SSTL announced Nov. 14 that Giove-A testing was proceeding smoothly.

However much benefit SSTL may draw from the performance of the Giove-A spacecraft, the company is unlikely to get much further Galileo work and is almost certain to be excluded from any major role in building the 30-satellite constellation.

SSTL Managing Director Sir Martin Sweeting said SSTL has no illusions about carving out a future niche in Galileo’s contractor network. SSTL is not a shareholder in Galileo Industries S.A. of Brussels, which is building the second demonstration satellite and is also the announced contractor for the four initial spacecraft in the constellation.

Once the Galileo concession contract is signed, the consortium running Galileo will be free to select its own contractors in Europe — and for the launch vehicles, even beyond Europe. But government and industry officials agree that Galileo Industries — whose member companies also are involved in the concession bid — is all but certain to get the work.

Sweeting said Nov. 7 that while the Giove-A satellite will be launched into a circular Earth orbit at 23,616 kilometers, the platform will be adapted by SSTL to serve geostationary communications satellite missions. For small-satellite specialist SSTL, this is a new market.

ESA’s Industrial Policy Committee on Oct. 28 freed up the 950 million euros in resources the agency needed to sign an umbrella contract with Galileo Industries for the In-Orbit Validation phase of the project. This includes four additional satellites and the Galileo ground network.

Giuseppe Viriglio, director of ESA’s telecommunications and navigation program, said a final contract covering the launch of the four additional satellites will await a resolution of the governmental dispute over whose territory will play host to what Galileo facilities.

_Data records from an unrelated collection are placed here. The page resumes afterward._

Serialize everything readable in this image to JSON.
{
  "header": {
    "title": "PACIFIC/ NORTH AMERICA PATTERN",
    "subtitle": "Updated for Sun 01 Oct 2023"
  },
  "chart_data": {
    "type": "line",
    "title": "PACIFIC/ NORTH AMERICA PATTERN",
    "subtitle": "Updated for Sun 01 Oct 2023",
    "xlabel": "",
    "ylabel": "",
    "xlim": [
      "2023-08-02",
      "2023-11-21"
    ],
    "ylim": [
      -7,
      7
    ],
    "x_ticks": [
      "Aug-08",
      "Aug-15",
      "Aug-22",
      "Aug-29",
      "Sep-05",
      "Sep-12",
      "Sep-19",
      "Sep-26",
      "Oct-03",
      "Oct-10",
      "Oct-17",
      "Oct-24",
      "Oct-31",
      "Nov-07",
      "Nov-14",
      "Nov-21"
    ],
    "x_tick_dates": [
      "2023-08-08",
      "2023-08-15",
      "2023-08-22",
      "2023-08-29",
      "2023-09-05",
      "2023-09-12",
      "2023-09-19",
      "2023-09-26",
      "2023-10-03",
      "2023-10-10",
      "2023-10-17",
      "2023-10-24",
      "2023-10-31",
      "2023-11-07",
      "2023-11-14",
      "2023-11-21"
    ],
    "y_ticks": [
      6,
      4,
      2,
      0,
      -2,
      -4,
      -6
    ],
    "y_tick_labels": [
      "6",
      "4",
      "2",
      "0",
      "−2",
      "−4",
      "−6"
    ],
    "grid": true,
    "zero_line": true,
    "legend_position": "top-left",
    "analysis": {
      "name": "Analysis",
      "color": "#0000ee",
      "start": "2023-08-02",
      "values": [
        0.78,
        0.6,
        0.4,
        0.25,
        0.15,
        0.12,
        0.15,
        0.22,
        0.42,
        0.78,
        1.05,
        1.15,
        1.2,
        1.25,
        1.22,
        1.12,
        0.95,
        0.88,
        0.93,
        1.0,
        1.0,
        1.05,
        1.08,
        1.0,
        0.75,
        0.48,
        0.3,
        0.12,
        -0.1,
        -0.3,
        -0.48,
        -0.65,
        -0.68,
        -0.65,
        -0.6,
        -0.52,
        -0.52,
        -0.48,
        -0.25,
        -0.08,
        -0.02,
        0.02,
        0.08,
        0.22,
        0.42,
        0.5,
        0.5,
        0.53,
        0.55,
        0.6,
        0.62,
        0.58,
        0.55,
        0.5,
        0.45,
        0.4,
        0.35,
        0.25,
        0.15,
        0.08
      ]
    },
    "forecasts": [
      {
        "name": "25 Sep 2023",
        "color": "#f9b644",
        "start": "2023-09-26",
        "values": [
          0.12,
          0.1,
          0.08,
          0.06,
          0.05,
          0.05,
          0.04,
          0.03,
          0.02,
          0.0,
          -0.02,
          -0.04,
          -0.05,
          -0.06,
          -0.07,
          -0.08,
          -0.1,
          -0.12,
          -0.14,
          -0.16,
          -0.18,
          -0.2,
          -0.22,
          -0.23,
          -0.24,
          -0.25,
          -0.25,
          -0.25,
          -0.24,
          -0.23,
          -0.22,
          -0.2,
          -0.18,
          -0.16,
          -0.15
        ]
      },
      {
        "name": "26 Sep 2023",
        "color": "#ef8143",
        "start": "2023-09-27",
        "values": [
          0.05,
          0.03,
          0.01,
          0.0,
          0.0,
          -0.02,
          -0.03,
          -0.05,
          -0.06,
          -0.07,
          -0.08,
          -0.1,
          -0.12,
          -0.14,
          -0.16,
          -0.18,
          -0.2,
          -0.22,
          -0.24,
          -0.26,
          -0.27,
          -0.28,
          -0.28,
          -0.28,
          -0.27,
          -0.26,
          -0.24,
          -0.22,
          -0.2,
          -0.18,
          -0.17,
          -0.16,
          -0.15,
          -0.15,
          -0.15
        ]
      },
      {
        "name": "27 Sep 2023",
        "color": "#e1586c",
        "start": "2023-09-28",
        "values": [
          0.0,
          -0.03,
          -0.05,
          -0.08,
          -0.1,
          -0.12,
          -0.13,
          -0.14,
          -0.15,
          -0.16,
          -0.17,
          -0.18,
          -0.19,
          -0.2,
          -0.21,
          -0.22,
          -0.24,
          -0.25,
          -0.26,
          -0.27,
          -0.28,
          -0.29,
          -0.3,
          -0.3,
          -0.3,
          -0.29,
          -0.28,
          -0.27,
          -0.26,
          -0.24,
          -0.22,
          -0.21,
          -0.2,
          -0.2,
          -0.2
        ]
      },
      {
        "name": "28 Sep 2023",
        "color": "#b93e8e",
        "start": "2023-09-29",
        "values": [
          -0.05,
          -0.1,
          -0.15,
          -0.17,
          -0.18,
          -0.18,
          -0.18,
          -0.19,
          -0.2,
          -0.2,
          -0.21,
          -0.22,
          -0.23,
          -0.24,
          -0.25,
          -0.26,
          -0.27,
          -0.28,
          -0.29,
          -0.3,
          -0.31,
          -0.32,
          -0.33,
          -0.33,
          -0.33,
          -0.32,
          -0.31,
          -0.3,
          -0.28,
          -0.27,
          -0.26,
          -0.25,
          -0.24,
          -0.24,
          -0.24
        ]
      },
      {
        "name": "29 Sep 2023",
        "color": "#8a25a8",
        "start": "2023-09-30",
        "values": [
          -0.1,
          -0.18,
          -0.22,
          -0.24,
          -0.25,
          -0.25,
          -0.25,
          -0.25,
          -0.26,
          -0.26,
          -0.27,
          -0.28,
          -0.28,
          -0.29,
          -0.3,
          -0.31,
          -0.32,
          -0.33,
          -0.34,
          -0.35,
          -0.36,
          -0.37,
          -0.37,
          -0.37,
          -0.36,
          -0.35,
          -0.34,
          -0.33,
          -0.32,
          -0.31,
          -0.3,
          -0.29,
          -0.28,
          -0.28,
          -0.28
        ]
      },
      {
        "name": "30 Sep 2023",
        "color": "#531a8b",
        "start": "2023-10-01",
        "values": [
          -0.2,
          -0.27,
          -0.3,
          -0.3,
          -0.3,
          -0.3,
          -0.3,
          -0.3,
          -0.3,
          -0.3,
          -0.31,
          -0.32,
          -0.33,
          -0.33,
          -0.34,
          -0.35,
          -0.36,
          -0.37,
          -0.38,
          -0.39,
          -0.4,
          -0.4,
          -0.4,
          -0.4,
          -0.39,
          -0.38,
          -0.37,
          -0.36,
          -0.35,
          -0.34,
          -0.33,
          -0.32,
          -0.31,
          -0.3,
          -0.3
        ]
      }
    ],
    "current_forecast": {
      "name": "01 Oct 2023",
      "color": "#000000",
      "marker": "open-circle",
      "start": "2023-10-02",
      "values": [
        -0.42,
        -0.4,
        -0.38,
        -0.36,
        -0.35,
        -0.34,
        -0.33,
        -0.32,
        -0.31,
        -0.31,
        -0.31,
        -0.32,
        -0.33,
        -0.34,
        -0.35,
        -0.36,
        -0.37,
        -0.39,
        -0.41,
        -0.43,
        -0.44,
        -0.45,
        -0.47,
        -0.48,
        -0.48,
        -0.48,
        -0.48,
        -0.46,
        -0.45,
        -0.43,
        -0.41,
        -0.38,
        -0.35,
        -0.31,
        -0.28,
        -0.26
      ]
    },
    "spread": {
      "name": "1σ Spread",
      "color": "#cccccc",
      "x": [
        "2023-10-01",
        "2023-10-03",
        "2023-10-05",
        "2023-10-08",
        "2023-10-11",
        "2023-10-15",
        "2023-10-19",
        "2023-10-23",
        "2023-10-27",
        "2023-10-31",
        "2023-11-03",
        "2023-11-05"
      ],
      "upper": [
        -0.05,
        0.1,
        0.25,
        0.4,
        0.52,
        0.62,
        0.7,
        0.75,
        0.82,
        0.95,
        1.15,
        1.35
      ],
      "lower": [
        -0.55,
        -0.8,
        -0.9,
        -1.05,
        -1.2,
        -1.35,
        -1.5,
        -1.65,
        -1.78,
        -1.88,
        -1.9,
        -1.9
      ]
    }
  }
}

Viriglio said a contract with Galileo Industries should be signed by the end of the year now that an agreement has been reached on all other aspects of the In-Orbit Validation contract, including which companies will build different on board components.

For this stage of Galileo, ESA has been operating under its habitual geographic-return policy. Contracts must be distributed to companies located in all ESA governments that are contributing to the program in strict proportion to each government’s financing level. The European Union does not operate under these rules. The extent to which the Galileo concession manager will need to stick to ESA’s rules remains unclear.

Peter B. de Selding was the Paris bureau chief for SpaceNews.